Chef religieux et président de l'Indonésie de 1999 à 2001. Surnommé Gus Dur par la population, Abdurrahman Wahid est un intellectuel musulman libéral et modéré dont les grands-parents ont fondé la plus grande organisation musulmane traditionaliste, le Nahdatul Ulama (N.U., Renouveau des oulémas). Il étudie le Coran dans un pensionnat religieux puis à Jakarta lorsque son père entre au cabinet du ministre de la Religion. Il entreprend, en 1963, des études des textes sacrés à l'université Al-Azhar au Caire, et revient en Indonésie au début des années 1970, sans diplôme mais initié au marxisme et célèbre pour ses écrits religieux. Il est nommé secrétaire général du N.U. en 1984 et préside un groupe de discussion politique, Forum Demokrasi, qui rassemble des dissidents et militants des droits de l'homme. Partisan du dialogue entre les religions, il est critiqué pour ses sympathies pro-israéliennes et pour avoir défendu Salman Rushdie. Les partisans de Suharto au sein du N.U. tentent, en vain, de le destituer de son poste. À la suite de la démission forcée de Suharto en mai 1998 et de l'intérim assuré par son dauphin Bacharrudin Jusuf Habibie jusqu'en octobre 1999, il est élu président par l'Assemblée consultative du peuple issue d'élections libres, face à Megawati Sukarnoputri, la fille de Sukarno, père de l'indépendance
. Toutefois, sans majorité de gouvernement, soupçonné de corruption et confronté à une grave crise économique et à des violences séparatistes et intercommunautaires, notamment à Atjeh ou dans les îles Moluques, le président Wahid est destitué par le Parlement dès juillet 2001. En dépit d'une mauvaise santé, presque aveugle, il reste actif à la tête du Nahdatul Ulama.
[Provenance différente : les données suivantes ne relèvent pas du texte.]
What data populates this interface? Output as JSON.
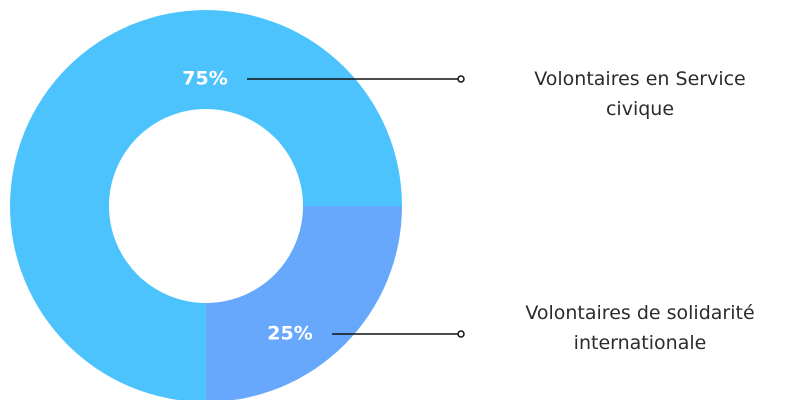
{
  "chart_data": {
    "type": "donut",
    "categories": [
      "Volontaires en Service civique",
      "Volontaires de solidarité internationale"
    ],
    "values": [
      75,
      25
    ],
    "value_labels": [
      "75%",
      "25%"
    ],
    "colors": [
      "#4cc3fc",
      "#67a8fc"
    ]
  }
}
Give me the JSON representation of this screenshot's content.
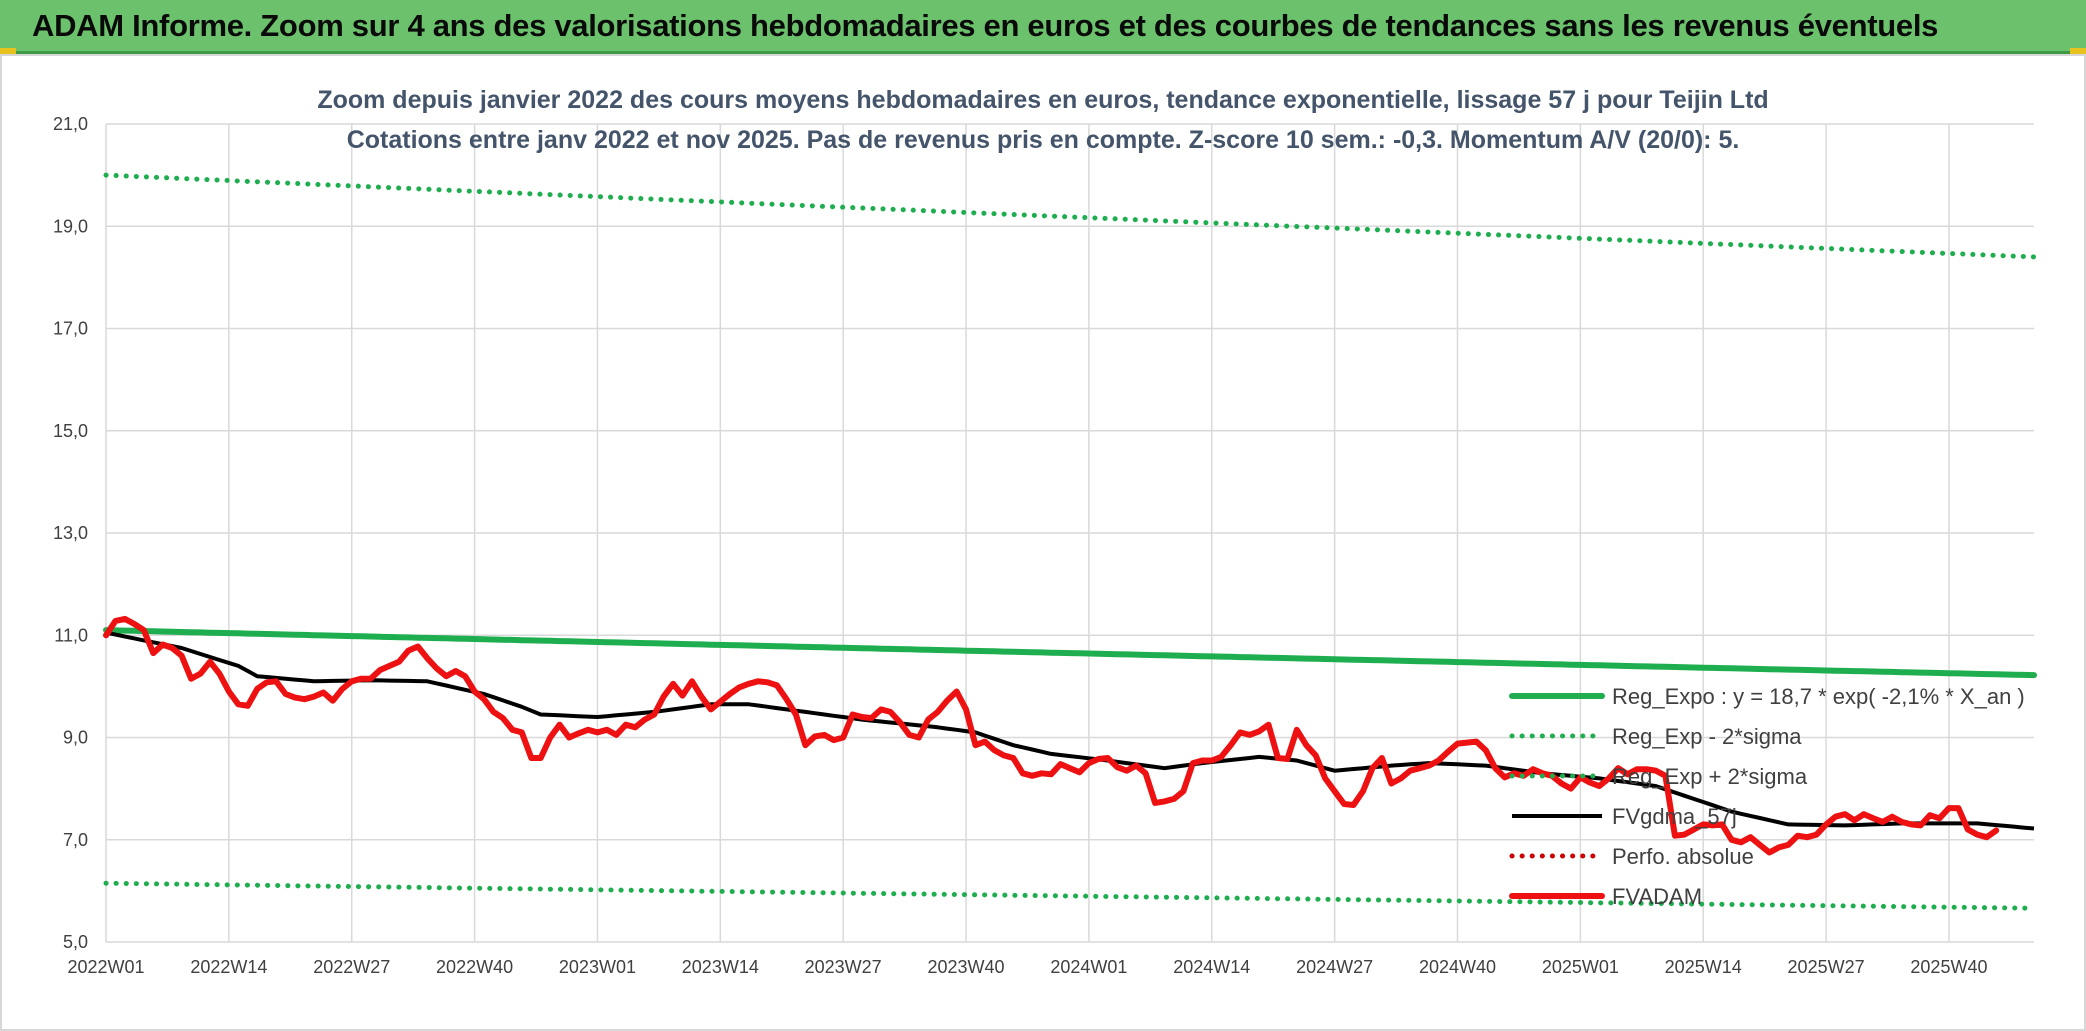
{
  "header": {
    "title": "ADAM Informe. Zoom sur 4 ans des valorisations hebdomadaires en euros et des courbes de tendances sans les revenus éventuels"
  },
  "colors": {
    "banner": "#6cc26c",
    "trend": "#1fae4f",
    "band": "#1fae4f",
    "smooth": "#000000",
    "price": "#ee1111",
    "perf": "#cc0000"
  },
  "chart_data": {
    "type": "line",
    "title": "Zoom depuis janvier 2022 des cours moyens hebdomadaires en euros, tendance exponentielle, lissage 57 j pour Teijin Ltd",
    "subtitle": "Cotations entre janv 2022 et nov 2025. Pas de revenus pris en compte. Z-score 10 sem.: -0,3. Momentum A/V (20/0): 5.",
    "x_tick_labels": [
      "2022W01",
      "2022W14",
      "2022W27",
      "2022W40",
      "2023W01",
      "2023W14",
      "2023W27",
      "2023W40",
      "2024W01",
      "2024W14",
      "2024W27",
      "2024W40",
      "2025W01",
      "2025W14",
      "2025W27",
      "2025W40"
    ],
    "x_tick_index": [
      0,
      13,
      26,
      39,
      52,
      65,
      78,
      91,
      104,
      117,
      130,
      143,
      156,
      169,
      182,
      195
    ],
    "x_count": 205,
    "y_tick_labels": [
      "5,0",
      "7,0",
      "9,0",
      "11,0",
      "13,0",
      "15,0",
      "17,0",
      "19,0",
      "21,0"
    ],
    "ylim": [
      5,
      21
    ],
    "grid": true,
    "legend_position": "bottom-right",
    "series": [
      {
        "name": "Reg_Expo : y = 18,7 * exp( -2,1% *  X_an )",
        "style": "solid-thick",
        "color": "#1fae4f",
        "start": 11.1,
        "end": 10.22
      },
      {
        "name": "Reg_Exp - 2*sigma",
        "style": "dotted",
        "color": "#1fae4f",
        "start": 6.15,
        "end": 5.66
      },
      {
        "name": "Reg_Exp + 2*sigma",
        "style": "dotted",
        "color": "#1fae4f",
        "start": 20.0,
        "end": 18.4
      },
      {
        "name": "FVgdma_57j",
        "style": "solid",
        "color": "#000000",
        "anchors": [
          [
            0,
            11.05
          ],
          [
            8,
            10.75
          ],
          [
            14,
            10.4
          ],
          [
            16,
            10.2
          ],
          [
            22,
            10.1
          ],
          [
            28,
            10.12
          ],
          [
            34,
            10.1
          ],
          [
            40,
            9.85
          ],
          [
            44,
            9.6
          ],
          [
            46,
            9.45
          ],
          [
            52,
            9.4
          ],
          [
            58,
            9.5
          ],
          [
            64,
            9.65
          ],
          [
            68,
            9.65
          ],
          [
            74,
            9.5
          ],
          [
            80,
            9.35
          ],
          [
            88,
            9.2
          ],
          [
            92,
            9.1
          ],
          [
            96,
            8.85
          ],
          [
            100,
            8.68
          ],
          [
            106,
            8.55
          ],
          [
            112,
            8.4
          ],
          [
            116,
            8.5
          ],
          [
            122,
            8.62
          ],
          [
            126,
            8.55
          ],
          [
            130,
            8.35
          ],
          [
            136,
            8.45
          ],
          [
            140,
            8.5
          ],
          [
            146,
            8.45
          ],
          [
            152,
            8.3
          ],
          [
            158,
            8.2
          ],
          [
            164,
            8.05
          ],
          [
            168,
            7.8
          ],
          [
            172,
            7.55
          ],
          [
            178,
            7.3
          ],
          [
            184,
            7.28
          ],
          [
            190,
            7.32
          ],
          [
            198,
            7.32
          ],
          [
            204,
            7.22
          ]
        ]
      },
      {
        "name": "Perfo. absolue",
        "style": "dotted",
        "color": "#cc0000",
        "values": []
      },
      {
        "name": "FVADAM",
        "style": "solid-thick",
        "color": "#ee1111",
        "values": [
          11.0,
          11.28,
          11.32,
          11.22,
          11.1,
          10.65,
          10.82,
          10.75,
          10.6,
          10.15,
          10.25,
          10.48,
          10.25,
          9.9,
          9.65,
          9.62,
          9.95,
          10.08,
          10.1,
          9.85,
          9.78,
          9.75,
          9.8,
          9.88,
          9.72,
          9.95,
          10.1,
          10.15,
          10.15,
          10.32,
          10.4,
          10.48,
          10.7,
          10.78,
          10.55,
          10.35,
          10.2,
          10.3,
          10.2,
          9.9,
          9.75,
          9.5,
          9.38,
          9.15,
          9.1,
          8.6,
          8.6,
          9.0,
          9.25,
          9.0,
          9.08,
          9.15,
          9.1,
          9.15,
          9.05,
          9.25,
          9.2,
          9.35,
          9.45,
          9.8,
          10.05,
          9.82,
          10.1,
          9.8,
          9.55,
          9.7,
          9.85,
          9.98,
          10.05,
          10.1,
          10.08,
          10.02,
          9.75,
          9.45,
          8.85,
          9.02,
          9.05,
          8.95,
          9.0,
          9.45,
          9.4,
          9.38,
          9.55,
          9.5,
          9.3,
          9.05,
          9.0,
          9.35,
          9.5,
          9.72,
          9.9,
          9.55,
          8.85,
          8.92,
          8.75,
          8.65,
          8.6,
          8.3,
          8.25,
          8.3,
          8.28,
          8.48,
          8.4,
          8.32,
          8.5,
          8.58,
          8.6,
          8.42,
          8.35,
          8.45,
          8.3,
          7.72,
          7.75,
          7.8,
          7.95,
          8.5,
          8.55,
          8.55,
          8.62,
          8.85,
          9.1,
          9.05,
          9.12,
          9.25,
          8.6,
          8.58,
          9.15,
          8.85,
          8.65,
          8.2,
          7.95,
          7.7,
          7.68,
          7.95,
          8.4,
          8.6,
          8.1,
          8.2,
          8.35,
          8.4,
          8.45,
          8.55,
          8.72,
          8.88,
          8.9,
          8.92,
          8.75,
          8.4,
          8.22,
          8.3,
          8.25,
          8.38,
          8.3,
          8.25,
          8.1,
          8.0,
          8.22,
          8.12,
          8.05,
          8.2,
          8.4,
          8.28,
          8.38,
          8.38,
          8.35,
          8.25,
          7.08,
          7.1,
          7.2,
          7.3,
          7.28,
          7.3,
          7.0,
          6.95,
          7.05,
          6.9,
          6.75,
          6.85,
          6.9,
          7.08,
          7.05,
          7.1,
          7.3,
          7.45,
          7.5,
          7.38,
          7.5,
          7.42,
          7.35,
          7.45,
          7.35,
          7.3,
          7.28,
          7.48,
          7.42,
          7.62,
          7.62,
          7.2,
          7.1,
          7.05,
          7.18
        ]
      }
    ]
  }
}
Figure historique de l'opposition à Suharto, il a, malgré son court mandat, réussit à mettre en œuvre des réformes politiques visant à réduire le rôle de l'armée et à renforcer la démocratie.
Photographie
Abdurrahman Wahid et Suharto, 2000 Ouléma tolérant et érudit, Abdurrahman Wahid (à gauche) est élu président de la République indonésienne en 1999 après la démission forcée du dictateur Suharto, au pouvoir depuis 1967, qu'il n'a eu de cesse de critiquer. Ici, en mars 2000, les deux hommes se rencontrent à Jakarta.